E
sta vez no habría testigos.
Esta vez sólo había la tierra muerta, un trueno y el inicio de la suave y monótona llovizna del nordeste que parecía acompañar tantos acontecimientos importantes del mundo.
Habían cedido las tormentas de la víspera y del día anterior, al igual que las inundaciones de la semana precedente. El cielo aún seguía henchido de lluvia, pero todo lo que caía ahora era una especie de chubasco monótono.
El viento barría la llanura en penumbra, vagaba por las bajas colinas y soplaba por un estrecho valle en el que una estructura, una especie de torre solitaria, se erguía en una pesadilla de fango e inclinación.

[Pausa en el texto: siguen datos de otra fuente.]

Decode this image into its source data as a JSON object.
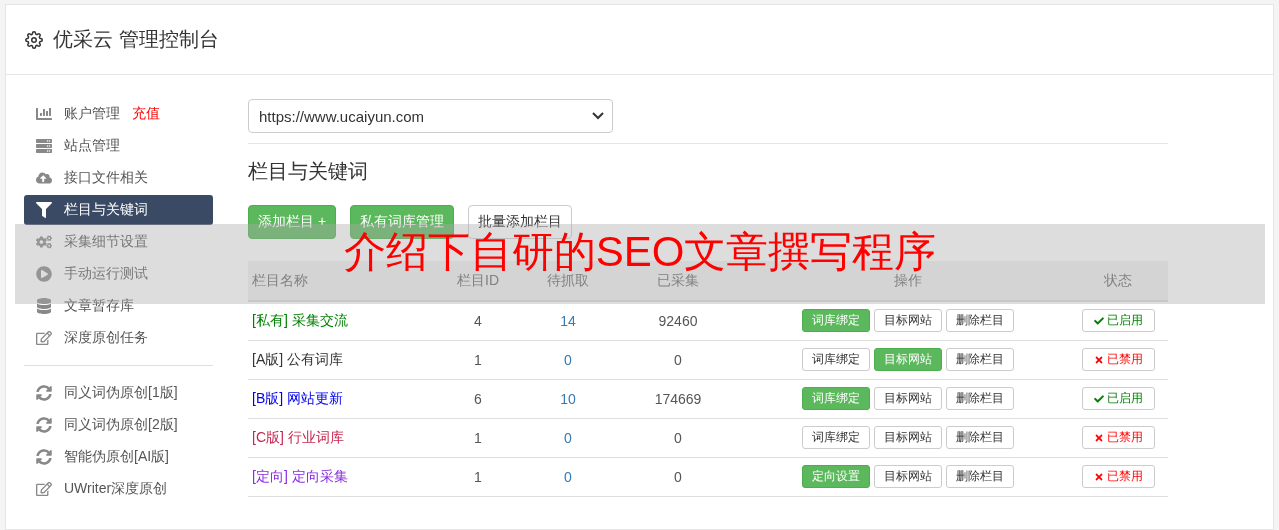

Era el muñón renegrido de una torre. Parecía una efusión de magma surgida de uno de los más pestilentes pozos del averno, y se inclinaba formando un ángulo extraño, como presionada por algo mucho más tremendo que su enorme peso. Era como algo muerto, fenecido siglos atrás.
El único movimiento era el de un río de lodo que discurría perezosamente por el fondo del valle junto a la torre. Un kilómetro más allá, el río caía por un barranco y desaparecía bajo tierra.
Pero a medida que las sombras del atardecer se espesaban, resultó que la torre no carecía por entero de vida. Una mortecina luz roja brillaba en sus recintos más recónditos.
La luz apenas se distinguía; claro que no había nadie para verla, pero de todos modos era una luz. Cada pocos minutos crecía y brillaba algo más, para luego debilitarse gradualmente hasta casi desaparecer. El viento traía al mismo tiempo un sonido bajo y agudo que, lastimero, llegaba a un punto culminante para luego desvanecerse.
Pasó el tiempo y luego apareció otra luz más tenue, que se movía. Surgió de la parte baja y ascendió a sacudidas por el fuste de la torre, haciendo alguna pausa en el camino. Después, la luz y la vaga silueta que, según pudo observarse, la portaba, desaparecieron de nuevo en el interior de la torre.
Transcurrió una hora y, al cabo, la oscuridad fue completa. El mundo parecía muerto, la noche era un vacío.
Y el resplandor surgió de nuevo en lo alto de la torre, esta vez aumentando decididamente su intensidad. Rápidamente llegó al punto de fulgor que había alcanzado antes y siguió aumentando sin parar. El sonido agudo que la acompañaba subió de tono hasta convertirse en un grito de queja. El chillido continuó sin pausa antes de transformarse en un ruido cegador y la luz en un resplandor ensordecedor.
Y entonces, bruscamente, ambos cesaron.
Durante una milésima de segundo reinó una silenciosa oscuridad.
Otra luz, pálida y sorprendente surgió ondulante de las profundidades del fango, al pie de la torre. El cielo se encogió, tembló una montaña de barro, tierra y cielo intercambiaron gritos, apareció un horrible color rosado, un verde súbito, un prolongado naranja que manchó las nubes y, entonces, la luz desapareció y la noche quedó por fin envuelta en una profunda, espantosa oscuridad. No se oía más que un suave tintineo de agua.
Pero por la mañana el sol salió con un inusual brillo en un día que era, o se anunciaba, si hubiera habido alguien para anunciarlo, más cálido, claro y radiante: un día mucho más alegre que todos los que se habían conocido hasta entonces. Un río de cristalinas aguas corría por los destrozados restos del valle. Y el tiempo empezó a transcurrir en serio.